The sudden release of water from the Mullaperiyar Dam by the Tamil Nadu government was one of the reasons for the devastating deluge in Kerala, the state government told the Supreme Court today.
It said that out of a total population of about 3.48 crore, more than 54 lakh or one sixth of the population of Kerala, had been directly affected by the floods.
The Pinarayi Vijayan government said that in the wake of prior alerts by its engineers, Kerala's Water Resources Secretary had written to her counterpart in Tamil Nadu government and the Chairman of the Supervisory Committee on Mullaperiyar dam, requesting controlled release of water without waiting for the water level in the reservoir to reach its full level.
"Accordingly, the Tamil Nadu Government was requested to gradually release water at least by 139 feet...But no positive assurance in this regard was received from Tamil Nadu even after repeated requests...
"But the sudden release from the Mullaperiyar dam, third largest reservoir in the Periyar Basin, forced us to release more water from Idukki reservoir, downstream of Mullaperiyar, which is one of the causes of this deluge," the affidavit said.
The Mullaperiyar Dam is located on the Western Ghats near Thekkady in Idukki district of Kerala on the Periyar river.
The state government said that to avoid a repeat of such situations, the Supervisory Committee be headed by the Chairman of the Central Water Commission with Secretaries of both the states as members.
This panel should be empowered to take decisions by a majority opinion regarding operations during flood or any similar crisis, it said.
The Kerala government also sought the constitution of a Management committee to manage the day-to-day operations of the Mullaperiyar Dam.
"We propose that this committee be headed by a Chief Engineer/Superintending Engineer of the CWC with both Chief Engineers/Superintending Engineers of the two states," the state government said.
The affidavit was filed in pursuance to August 18 direction of the apex court which had asked the Kerala Chief Secretary to show the steps they have been taken to meet the needs of disaster management, rescue operations and rehabilitation.
Kerala resident Russel Roy had filed a plea seeking, among other things, a direction to Tamil Nadu to manage the water level in the dam as the floods in Kerala have created a havoc.
The top court had earlier ordered the disaster management panel of the Mullaperiyar Dam to urgently decide on lowering the water level.
The direction to consider reducing the water level up to 139 feet from the existing 142 feet had come in the backdrop of Kerala Chief Minister writing to his Tamil Nadu counterpart E K Palaniswami seeking lowering of the water-level in the Mullaperiyar dam in the interest of its safety.
The top court had said the committee may suggest measures before releasing water in the downstream areas to handle the disaster so that the people are not hit by "the catastrophe of the flood".
Tamil Nadu government had opposed the plea with regard to bringing down the water level in the dam, saying the current inflow of water into the dam was 20,000 cusecs and due to rains, it may not be possible to reduce water level immediately.

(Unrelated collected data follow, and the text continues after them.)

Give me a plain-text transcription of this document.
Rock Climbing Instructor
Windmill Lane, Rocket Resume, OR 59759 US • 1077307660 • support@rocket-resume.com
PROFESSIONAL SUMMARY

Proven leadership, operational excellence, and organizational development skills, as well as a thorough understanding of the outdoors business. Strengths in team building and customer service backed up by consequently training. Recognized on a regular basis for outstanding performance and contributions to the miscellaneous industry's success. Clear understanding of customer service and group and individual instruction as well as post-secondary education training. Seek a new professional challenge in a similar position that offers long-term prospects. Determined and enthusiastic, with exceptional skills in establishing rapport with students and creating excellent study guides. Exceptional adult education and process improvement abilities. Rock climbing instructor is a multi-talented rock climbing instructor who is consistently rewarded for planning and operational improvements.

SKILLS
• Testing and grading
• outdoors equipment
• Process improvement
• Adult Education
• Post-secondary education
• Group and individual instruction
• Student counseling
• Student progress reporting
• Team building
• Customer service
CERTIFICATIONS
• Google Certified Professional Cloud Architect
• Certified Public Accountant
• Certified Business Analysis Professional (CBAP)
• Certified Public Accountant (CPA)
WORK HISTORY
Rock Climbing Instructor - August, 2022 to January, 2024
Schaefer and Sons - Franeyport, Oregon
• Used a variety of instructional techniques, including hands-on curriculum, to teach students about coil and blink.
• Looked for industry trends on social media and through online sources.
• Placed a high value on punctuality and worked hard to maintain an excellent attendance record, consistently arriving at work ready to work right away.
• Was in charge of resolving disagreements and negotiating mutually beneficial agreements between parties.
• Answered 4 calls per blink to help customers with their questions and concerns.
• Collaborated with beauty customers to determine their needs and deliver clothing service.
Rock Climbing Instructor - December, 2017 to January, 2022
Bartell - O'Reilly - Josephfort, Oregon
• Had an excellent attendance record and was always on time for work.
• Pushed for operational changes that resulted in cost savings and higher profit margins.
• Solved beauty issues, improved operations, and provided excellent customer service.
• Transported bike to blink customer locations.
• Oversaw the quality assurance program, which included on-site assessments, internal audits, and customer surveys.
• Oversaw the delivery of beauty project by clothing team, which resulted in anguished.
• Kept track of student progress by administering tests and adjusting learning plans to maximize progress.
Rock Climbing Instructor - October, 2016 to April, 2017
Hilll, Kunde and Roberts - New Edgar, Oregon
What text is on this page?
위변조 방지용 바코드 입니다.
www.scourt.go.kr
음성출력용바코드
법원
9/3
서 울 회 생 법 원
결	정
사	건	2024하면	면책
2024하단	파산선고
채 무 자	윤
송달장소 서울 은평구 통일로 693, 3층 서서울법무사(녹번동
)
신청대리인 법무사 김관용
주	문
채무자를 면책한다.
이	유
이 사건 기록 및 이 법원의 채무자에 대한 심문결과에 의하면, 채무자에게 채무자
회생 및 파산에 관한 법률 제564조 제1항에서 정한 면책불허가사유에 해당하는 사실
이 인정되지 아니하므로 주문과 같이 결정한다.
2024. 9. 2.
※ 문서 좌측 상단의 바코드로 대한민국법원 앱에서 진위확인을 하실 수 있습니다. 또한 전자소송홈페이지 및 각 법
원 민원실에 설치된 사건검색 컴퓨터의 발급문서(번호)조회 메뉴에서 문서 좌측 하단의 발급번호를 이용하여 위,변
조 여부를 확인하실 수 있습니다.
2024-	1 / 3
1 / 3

Kerala should be treated on a different yardstick for extending flood relief assistance as its huge loss cannot be compared with damage in any other state at any point of time, Chief Minister Pinarayi Vijayan said today.
Giving a detailed account of the havoc caused by the devastating floods and landslides since early this month, he said the preliminary assessment of losses was around Rs 20,000 crore which was equal to the state's annual Plan size for 2018-19.
The heavy rains and floods have claimed 231 lives in Kerala since August 8 and more than 10.40 lakh people are still in relief camps across the state.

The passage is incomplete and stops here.